Secure score controls
The following table lists the security controls in Microsoft Defender for Cloud. For each control, you can see the maximum number of points that you can add to your secure score if you remediate all of the recommendations listed in the control, for all of your resources.
|Enable MFA: Defender for Cloud places a high value on MFA. Use these recommendations to help secure the users of your subscriptions.
There are three ways to enable MFA and be compliant with the recommendations: security defaults, per-user assignment, and conditional access policy. Learn more.
|Secure management ports: Brute force attacks often target management ports. Use these recommendations to reduce your exposure with tools like just-in-time VM access and network security groups.
|Apply system updates: Not applying updates leaves unpatched vulnerabilities and results in environments that are susceptible to attacks. Use these recommendations to maintain operational efficiency, reduce security vulnerabilities, and provide a more stable environment for your users. To deploy system updates, you can use the Update Management solution to manage patches and updates for your machines.
|Remediate security configurations: Misconfigured IT assets have a higher risk of being attacked. Use these recommendations to harden the identified misconfigurations across your infrastructure.
|Manage access and permissions: A core part of a security program is ensuring that your users have just the necessary access to do their jobs: the least privilege access model. Use these recommendations to manage your identity and access requirements.
|Enable encryption at rest: Use these recommendations to ensure that you mitigate misconfigurations around the protection of your stored data.

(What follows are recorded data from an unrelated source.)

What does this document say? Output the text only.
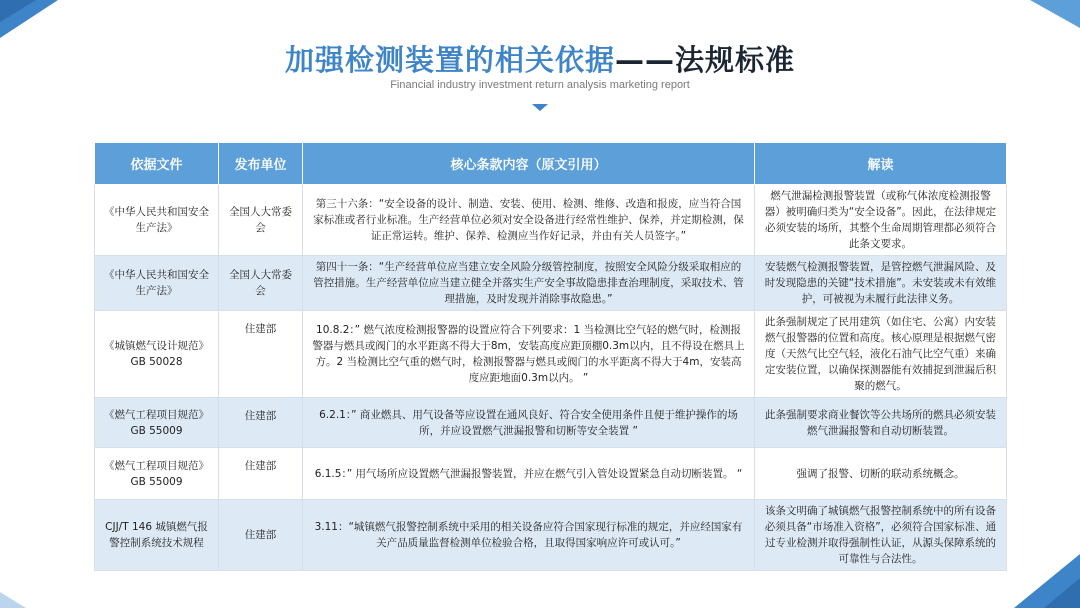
加强检测装置的相关依据——法规标准
Financial industry investment return analysis marketing report
依据文件	发布单位	核心条款内容（原文引用）	解读
《中华人民共和国安全生产法》	全国人大常委会	第三十六条：“安全设备的设计、制造、安装、使用、检测、维修、改造和报废，应当符合国家标准或者行业标准。生产经营单位必须对安全设备进行经常性维护、保养，并定期检测，保证正常运转。维护、保养、检测应当作好记录，并由有关人员签字。”	燃气泄漏检测报警装置（或称气体浓度检测报警器）被明确归类为“安全设备”。因此，在法律规定必须安装的场所，其整个生命周期管理都必须符合此条文要求。
《中华人民共和国安全生产法》	全国人大常委会	第四十一条：“生产经营单位应当建立安全风险分级管控制度，按照安全风险分级采取相应的管控措施。生产经营单位应当建立健全并落实生产安全事故隐患排查治理制度，采取技术、管理措施，及时发现并消除事故隐患。”	安装燃气检测报警装置，是管控燃气泄漏风险、及时发现隐患的关键“技术措施”。未安装或未有效维护，可被视为未履行此法律义务。
《城镇燃气设计规范》GB 50028	住建部	10.8.2：” 燃气浓度检测报警器的设置应符合下列要求：1 当检测比空气轻的燃气时，检测报警器与燃具或阀门的水平距离不得大于8m，安装高度应距顶棚0.3m以内，且不得设在燃具上方。2 当检测比空气重的燃气时，检测报警器与燃具或阀门的水平距离不得大于4m，安装高度应距地面0.3m以内。 ”	此条强制规定了民用建筑（如住宅、公寓）内安装燃气报警器的位置和高度。核心原理是根据燃气密度（天然气比空气轻，液化石油气比空气重）来确定安装位置，以确保探测器能有效捕捉到泄漏后积聚的燃气。
《燃气工程项目规范》GB 55009	住建部	6.2.1：” 商业燃具、用气设备等应设置在通风良好、符合安全使用条件且便于维护操作的场所，并应设置燃气泄漏报警和切断等安全装置 ”	此条强制要求商业餐饮等公共场所的燃具必须安装燃气泄漏报警和自动切断装置。
《燃气工程项目规范》GB 55009	住建部	6.1.5：” 用气场所应设置燃气泄漏报警装置，并应在燃气引入管处设置紧急自动切断装置。 “	强调了报警、切断的联动系统概念。
CJJ/T 146 城镇燃气报警控制系统技术规程	住建部	3.11：“城镇燃气报警控制系统中采用的相关设备应符合国家现行标准的规定，并应经国家有关产品质量监督检测单位检验合格，且取得国家响应许可或认可。”	该条文明确了城镇燃气报警控制系统中的所有设备必须具备“市场准入资格”，必须符合国家标准、通过专业检测并取得强制性认证，从源头保障系统的可靠性与合法性。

|Encrypt data in transit: Use these recommendations to help secure data that's moving between components, locations, or programs. Such data is susceptible to man-in-the-middle attacks, eavesdropping, and session hijacking.
|Restrict unauthorized network access: Azure offers a suite of tools that help you provide high security standards for access across your network.
Use these recommendations to manage adaptive network hardening in Defender for Cloud, ensure that you configured Azure Private Link for all relevant platform as a service (PaaS) services, enable Azure Firewall on virtual networks, and more.
|Apply adaptive application control: Adaptive application control is an intelligent, automated, end-to-end solution to control which applications can run on your machines. It also helps to harden your machines against malware.
|Protect applications against DDoS attacks: Advanced networking security solutions in Azure include Azure DDoS Protection, Azure Web Application Firewall, and the Azure Policy add-on for Kubernetes. Use these recommendations to help protect your applications with these tools and others.
|Enable endpoint protection: Defender for Cloud checks your organization's endpoints for active threat detection and response solutions, such as Microsoft Defender for Endpoint or any of the major solutions shown in this list.
If no endpoint detection and response (EDR) solution is enabled, use these recommendations to deploy Microsoft Defender for Endpoint. Defender for Endpoint is included in the Defender for Servers plan.
Other recommendations in this control help you deploy agents and configure file integrity monitoring.
|Enable auditing and logging: Detailed logs are a crucial part of incident investigations and many other troubleshooting operations. The recommendations in this control focus on ensuring that you enabled diagnostic logs wherever they're relevant.
|Enable enhanced security features: Use these recommendations to enable any Defender for Cloud plans.
|Implement security best practices: This collection of recommendations is important for your organizational security but doesn't affect your secure score.